Retail food establishments are feeling the squeeze of dining-in prohibition during the COVID-19 outbreak.
Some traditional sit-down restaurants tried switching to takeout only in recent weeks and it proved to be too rough of a transition to maintain for a few, whereas others are implementing first-time-ever delivery options to stay open.
T.J. Jenks, general manager of Montague’s restaurant in Greenwood, said the restaurant has decided to close completely until Montague’s is allowed to reopen its dining room.
“The support we’ve gotten the last couple of weeks has been awesome,” Jenks said. “We transitioned the business really fast to try and do online sales and curbside pickup. We wondered how long they would let restaurants continue to do this. So, we needed to look at what closing for a time would look like. We’re trying to make sure all of our employees can weather this. We’re definitely 100% certain we will be reopening our dining room as soon as they let us.”
Fortunately, Jenks said Montague’s cleared out its existing food inventory in past weeks with online sales and marketing social distancing kits complete with food and beverage, and even toilet paper.
“We reassessed Sunday whether we were going to reorder food and felt like it was just a bigger gamble,” Jenks said. “We felt like we would have been wasting money we are going to use to support our employees for the next whatever.”
Jenks said area restaurants are brainstorming during this time to find tangible ways to support local musicians who often play at their establishments.

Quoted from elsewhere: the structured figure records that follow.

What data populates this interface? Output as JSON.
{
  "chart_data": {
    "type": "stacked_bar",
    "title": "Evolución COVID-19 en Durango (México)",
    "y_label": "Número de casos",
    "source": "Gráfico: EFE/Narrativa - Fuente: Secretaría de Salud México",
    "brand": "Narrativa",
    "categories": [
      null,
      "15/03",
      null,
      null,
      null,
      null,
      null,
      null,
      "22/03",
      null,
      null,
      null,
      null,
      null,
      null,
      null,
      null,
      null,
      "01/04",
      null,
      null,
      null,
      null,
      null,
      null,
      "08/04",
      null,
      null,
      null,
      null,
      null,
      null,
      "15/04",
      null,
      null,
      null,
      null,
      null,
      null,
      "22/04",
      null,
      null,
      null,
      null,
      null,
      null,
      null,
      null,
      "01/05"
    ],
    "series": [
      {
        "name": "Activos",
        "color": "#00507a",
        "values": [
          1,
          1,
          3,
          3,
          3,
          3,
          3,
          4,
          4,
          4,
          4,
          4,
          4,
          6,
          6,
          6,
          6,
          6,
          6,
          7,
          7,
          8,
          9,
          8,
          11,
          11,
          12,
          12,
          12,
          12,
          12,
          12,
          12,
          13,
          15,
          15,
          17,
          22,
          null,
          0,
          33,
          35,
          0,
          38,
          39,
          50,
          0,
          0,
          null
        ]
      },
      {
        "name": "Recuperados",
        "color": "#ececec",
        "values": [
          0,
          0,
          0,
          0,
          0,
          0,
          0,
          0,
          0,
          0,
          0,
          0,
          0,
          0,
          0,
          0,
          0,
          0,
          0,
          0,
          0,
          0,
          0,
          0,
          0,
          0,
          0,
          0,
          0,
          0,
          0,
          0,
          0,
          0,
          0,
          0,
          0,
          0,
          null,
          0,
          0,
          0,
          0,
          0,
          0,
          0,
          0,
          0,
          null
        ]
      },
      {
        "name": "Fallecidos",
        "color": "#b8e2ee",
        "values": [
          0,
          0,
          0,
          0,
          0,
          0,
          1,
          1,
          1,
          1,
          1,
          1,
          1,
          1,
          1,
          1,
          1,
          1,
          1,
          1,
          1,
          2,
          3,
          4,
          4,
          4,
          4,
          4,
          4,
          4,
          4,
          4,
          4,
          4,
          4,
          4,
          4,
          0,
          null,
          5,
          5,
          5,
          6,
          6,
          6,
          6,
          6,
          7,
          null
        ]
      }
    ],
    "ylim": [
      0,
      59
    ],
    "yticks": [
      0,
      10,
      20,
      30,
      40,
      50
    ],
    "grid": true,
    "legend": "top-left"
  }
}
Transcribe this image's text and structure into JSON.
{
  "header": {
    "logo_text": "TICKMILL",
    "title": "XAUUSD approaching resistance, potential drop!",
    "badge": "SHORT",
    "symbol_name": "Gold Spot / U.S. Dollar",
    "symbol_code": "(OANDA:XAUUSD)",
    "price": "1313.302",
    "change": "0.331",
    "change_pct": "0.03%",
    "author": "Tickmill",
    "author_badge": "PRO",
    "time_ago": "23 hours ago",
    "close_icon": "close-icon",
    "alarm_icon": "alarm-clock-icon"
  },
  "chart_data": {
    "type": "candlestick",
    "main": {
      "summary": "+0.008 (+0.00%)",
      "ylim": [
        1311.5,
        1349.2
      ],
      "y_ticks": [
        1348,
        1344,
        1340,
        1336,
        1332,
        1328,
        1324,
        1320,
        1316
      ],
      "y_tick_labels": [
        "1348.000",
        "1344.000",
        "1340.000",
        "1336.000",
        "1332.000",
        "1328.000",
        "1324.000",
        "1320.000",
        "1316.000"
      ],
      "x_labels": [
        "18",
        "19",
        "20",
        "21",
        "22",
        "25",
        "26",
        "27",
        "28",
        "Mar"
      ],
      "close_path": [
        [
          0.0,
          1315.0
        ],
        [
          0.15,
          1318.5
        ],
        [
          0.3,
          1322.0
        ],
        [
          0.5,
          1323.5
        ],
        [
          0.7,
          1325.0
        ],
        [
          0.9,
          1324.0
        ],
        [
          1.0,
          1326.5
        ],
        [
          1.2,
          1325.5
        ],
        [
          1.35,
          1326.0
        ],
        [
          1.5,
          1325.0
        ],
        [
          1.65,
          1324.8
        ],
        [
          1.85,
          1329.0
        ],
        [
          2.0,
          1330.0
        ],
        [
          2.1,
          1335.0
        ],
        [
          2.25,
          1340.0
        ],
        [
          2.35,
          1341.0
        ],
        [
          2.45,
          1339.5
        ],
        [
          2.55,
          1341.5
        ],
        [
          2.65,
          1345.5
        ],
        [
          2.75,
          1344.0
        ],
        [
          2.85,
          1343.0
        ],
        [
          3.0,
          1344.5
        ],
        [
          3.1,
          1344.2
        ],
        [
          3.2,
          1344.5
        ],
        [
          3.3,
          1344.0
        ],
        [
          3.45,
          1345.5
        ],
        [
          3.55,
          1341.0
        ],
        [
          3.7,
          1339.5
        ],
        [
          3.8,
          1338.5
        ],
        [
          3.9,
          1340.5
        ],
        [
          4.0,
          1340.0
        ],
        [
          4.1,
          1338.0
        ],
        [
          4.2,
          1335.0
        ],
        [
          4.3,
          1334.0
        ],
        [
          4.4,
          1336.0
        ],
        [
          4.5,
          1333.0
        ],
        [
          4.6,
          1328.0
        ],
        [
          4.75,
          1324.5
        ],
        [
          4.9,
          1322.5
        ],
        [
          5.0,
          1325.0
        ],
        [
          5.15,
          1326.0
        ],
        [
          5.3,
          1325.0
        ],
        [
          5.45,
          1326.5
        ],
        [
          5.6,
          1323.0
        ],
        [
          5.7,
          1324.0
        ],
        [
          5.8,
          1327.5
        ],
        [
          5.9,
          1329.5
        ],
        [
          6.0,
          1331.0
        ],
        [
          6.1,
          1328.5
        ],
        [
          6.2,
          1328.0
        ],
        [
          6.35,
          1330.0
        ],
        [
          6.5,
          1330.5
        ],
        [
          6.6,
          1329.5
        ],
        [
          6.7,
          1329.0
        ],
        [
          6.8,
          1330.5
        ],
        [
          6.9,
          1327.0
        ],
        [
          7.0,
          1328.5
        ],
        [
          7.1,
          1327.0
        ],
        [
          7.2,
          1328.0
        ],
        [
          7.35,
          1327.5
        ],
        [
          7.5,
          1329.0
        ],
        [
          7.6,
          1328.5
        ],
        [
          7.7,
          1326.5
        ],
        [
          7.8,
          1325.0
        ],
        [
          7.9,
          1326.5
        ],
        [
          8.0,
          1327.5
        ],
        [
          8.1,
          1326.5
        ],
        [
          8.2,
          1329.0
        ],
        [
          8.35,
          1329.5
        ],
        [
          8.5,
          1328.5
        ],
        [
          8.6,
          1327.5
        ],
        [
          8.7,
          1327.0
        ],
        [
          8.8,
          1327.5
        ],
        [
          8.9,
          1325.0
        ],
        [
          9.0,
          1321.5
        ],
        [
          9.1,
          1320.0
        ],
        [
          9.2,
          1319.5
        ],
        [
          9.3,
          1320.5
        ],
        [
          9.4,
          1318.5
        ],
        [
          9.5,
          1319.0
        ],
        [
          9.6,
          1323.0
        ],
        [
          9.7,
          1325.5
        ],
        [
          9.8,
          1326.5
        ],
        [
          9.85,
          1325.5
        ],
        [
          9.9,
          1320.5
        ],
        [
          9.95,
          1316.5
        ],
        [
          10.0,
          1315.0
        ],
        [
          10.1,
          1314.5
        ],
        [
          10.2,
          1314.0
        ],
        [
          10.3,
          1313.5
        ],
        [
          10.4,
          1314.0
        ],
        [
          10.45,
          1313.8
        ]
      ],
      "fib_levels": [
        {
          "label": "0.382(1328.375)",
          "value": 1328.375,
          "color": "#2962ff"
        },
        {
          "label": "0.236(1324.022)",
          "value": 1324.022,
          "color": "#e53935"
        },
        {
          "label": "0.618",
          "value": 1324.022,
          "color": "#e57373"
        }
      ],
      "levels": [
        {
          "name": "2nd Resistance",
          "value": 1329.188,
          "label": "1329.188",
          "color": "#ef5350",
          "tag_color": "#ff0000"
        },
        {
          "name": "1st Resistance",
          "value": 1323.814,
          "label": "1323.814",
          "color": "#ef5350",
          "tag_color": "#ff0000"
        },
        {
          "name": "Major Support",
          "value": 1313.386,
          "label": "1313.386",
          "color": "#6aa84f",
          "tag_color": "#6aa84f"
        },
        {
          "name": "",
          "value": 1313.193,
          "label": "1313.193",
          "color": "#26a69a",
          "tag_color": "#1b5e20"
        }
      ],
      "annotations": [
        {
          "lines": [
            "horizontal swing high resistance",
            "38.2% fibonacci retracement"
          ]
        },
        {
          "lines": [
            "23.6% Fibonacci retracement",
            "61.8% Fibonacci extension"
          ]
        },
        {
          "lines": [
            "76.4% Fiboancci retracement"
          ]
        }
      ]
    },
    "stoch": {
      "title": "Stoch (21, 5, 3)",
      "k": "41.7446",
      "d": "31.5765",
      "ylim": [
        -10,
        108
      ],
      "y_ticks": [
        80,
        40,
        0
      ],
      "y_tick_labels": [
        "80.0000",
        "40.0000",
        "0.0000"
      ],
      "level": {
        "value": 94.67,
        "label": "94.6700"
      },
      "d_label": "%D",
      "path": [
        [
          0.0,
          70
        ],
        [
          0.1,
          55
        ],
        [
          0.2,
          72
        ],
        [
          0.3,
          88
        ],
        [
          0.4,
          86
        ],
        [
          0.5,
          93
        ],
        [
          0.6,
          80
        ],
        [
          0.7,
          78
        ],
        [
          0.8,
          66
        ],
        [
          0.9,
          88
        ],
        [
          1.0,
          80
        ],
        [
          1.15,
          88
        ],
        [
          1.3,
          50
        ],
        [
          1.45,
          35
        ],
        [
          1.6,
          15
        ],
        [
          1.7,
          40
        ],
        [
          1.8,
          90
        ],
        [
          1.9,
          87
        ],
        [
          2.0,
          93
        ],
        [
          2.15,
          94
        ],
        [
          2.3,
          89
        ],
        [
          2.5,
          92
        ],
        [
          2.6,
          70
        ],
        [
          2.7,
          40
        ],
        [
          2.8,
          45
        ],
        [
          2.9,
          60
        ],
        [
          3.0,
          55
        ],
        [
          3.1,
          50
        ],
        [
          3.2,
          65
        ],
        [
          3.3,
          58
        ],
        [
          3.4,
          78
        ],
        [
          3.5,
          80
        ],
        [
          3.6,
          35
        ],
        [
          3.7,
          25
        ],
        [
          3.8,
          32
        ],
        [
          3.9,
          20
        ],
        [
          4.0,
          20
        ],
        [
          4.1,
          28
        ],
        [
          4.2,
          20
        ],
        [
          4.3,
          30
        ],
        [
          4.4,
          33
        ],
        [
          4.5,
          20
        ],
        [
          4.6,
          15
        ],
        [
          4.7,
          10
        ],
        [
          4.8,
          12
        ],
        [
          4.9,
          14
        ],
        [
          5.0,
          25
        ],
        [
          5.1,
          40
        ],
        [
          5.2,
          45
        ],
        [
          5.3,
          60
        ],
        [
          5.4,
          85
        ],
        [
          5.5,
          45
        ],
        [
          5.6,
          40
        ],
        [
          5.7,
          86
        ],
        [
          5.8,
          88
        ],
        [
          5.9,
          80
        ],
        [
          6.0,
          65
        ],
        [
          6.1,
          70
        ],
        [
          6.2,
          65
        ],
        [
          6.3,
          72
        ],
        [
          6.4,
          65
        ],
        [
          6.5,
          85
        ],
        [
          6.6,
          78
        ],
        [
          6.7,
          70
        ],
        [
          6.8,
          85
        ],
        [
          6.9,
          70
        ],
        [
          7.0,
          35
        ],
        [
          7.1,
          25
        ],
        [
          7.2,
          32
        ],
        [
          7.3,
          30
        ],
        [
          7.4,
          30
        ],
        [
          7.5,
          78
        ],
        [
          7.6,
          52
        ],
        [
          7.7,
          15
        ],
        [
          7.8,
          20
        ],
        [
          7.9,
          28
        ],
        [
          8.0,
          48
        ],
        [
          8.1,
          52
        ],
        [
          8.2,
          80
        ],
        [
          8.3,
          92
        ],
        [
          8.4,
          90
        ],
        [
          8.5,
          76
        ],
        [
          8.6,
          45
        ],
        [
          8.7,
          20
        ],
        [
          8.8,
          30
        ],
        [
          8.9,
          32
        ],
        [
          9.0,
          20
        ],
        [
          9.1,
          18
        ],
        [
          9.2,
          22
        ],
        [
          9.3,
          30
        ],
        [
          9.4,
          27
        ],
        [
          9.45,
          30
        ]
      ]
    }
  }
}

Before it was mandated by Gov. Henry McMaster that restaurants cease dine-in service in an effort to slow the spread of COVID-19, Jenks said take-out was only about 5% of Montague’s restaurant revenue.
“Trying to go from 5% to 100% take-out was just crazy for us,” Jenks said. “There’s a lot of other restaurants that are 50-60% takeout who are much more prepared to weather this than we are.”
Josh Curry, general manager of The Mill House in Greenwood said he and co-workers are trying to find new ways to keep the pizza restaurant and its adjoining brewery, Good Times Brewing, afloat.
“We’re definitely staying open,” Curry said. “A lot of food we serve does well in a take-out setting. Delivery in a limited radius from the restaurant is also an option we are exploring, via our online app only.”
The Mill House just rolled out Monday a new online ordering platform to boost social distancing during this time.
“You can order online and pay online,” Curry said. “It’s one less person-to-person, face-to-face transaction between cash to somebody’s hand to a register and back and forth. It’s also really convenient.”
Curry admitted beer sales at Good Times Brewing are down, but there are to-go beer sale options available.
In addition to its regular menu, The Mill House is working to create family-sized take-and-bake meals to go, complete with ingredients and instructions. The restaurant is also looking at family pizza night kits, with dough balls and all the ingredients to make a pizza in-house. Plus, 18-inch pies that used to be available on Tuesday nights only are being made available daily, for lunch and dinner.
“We’ve got it made for you,” Curry said. “All you do is turn your oven on and put it in and hit start. I think it will be a full little twist on family dinner night. We get the burden this is putting on families now, with work and home-school and child care issues. Dinner is almost more stressful now.”
Discounts are being offered to public safety and hospital workers, too, Curry said.
For now, Curry said the restaurant’s food service suppliers are getting them the inventory they need.
“We’re repurposing our people as best we can, asking servers and hostesses to work take-away shifts with no dining in,” Curry said. “None of us are making the same paycheck we used to make before, but our goal is for our people to still be able to put food on their tables and keep a roof over their heads. Family takes care of family when there is a crisis going on.”
Melissa Macias Corbin, of La Hacienda in Greenwood, said the Mexican restaurant understands the importance of social distancing right now, especially for families with members who might be in at-risk categories for COVID-19.
“Every day, you see that numbers of people being infected keep rising,” Corbin said, noting they are now offering delivery within a five-mile radius of the La Hacienda at 515 S.C. Bypass 72, between 5 and 8 p.m., for orders of $20 or more, plus a $3 delivery fee.
“Our staff’s health is equally important,” Corbin wrote via email to the Index-Journal. “If we determine that doing deliveries is a potential health risk, we will, of course, have to forgo delivery and possibly consider shutting down all together. We are hopeful none of that will have to happen.”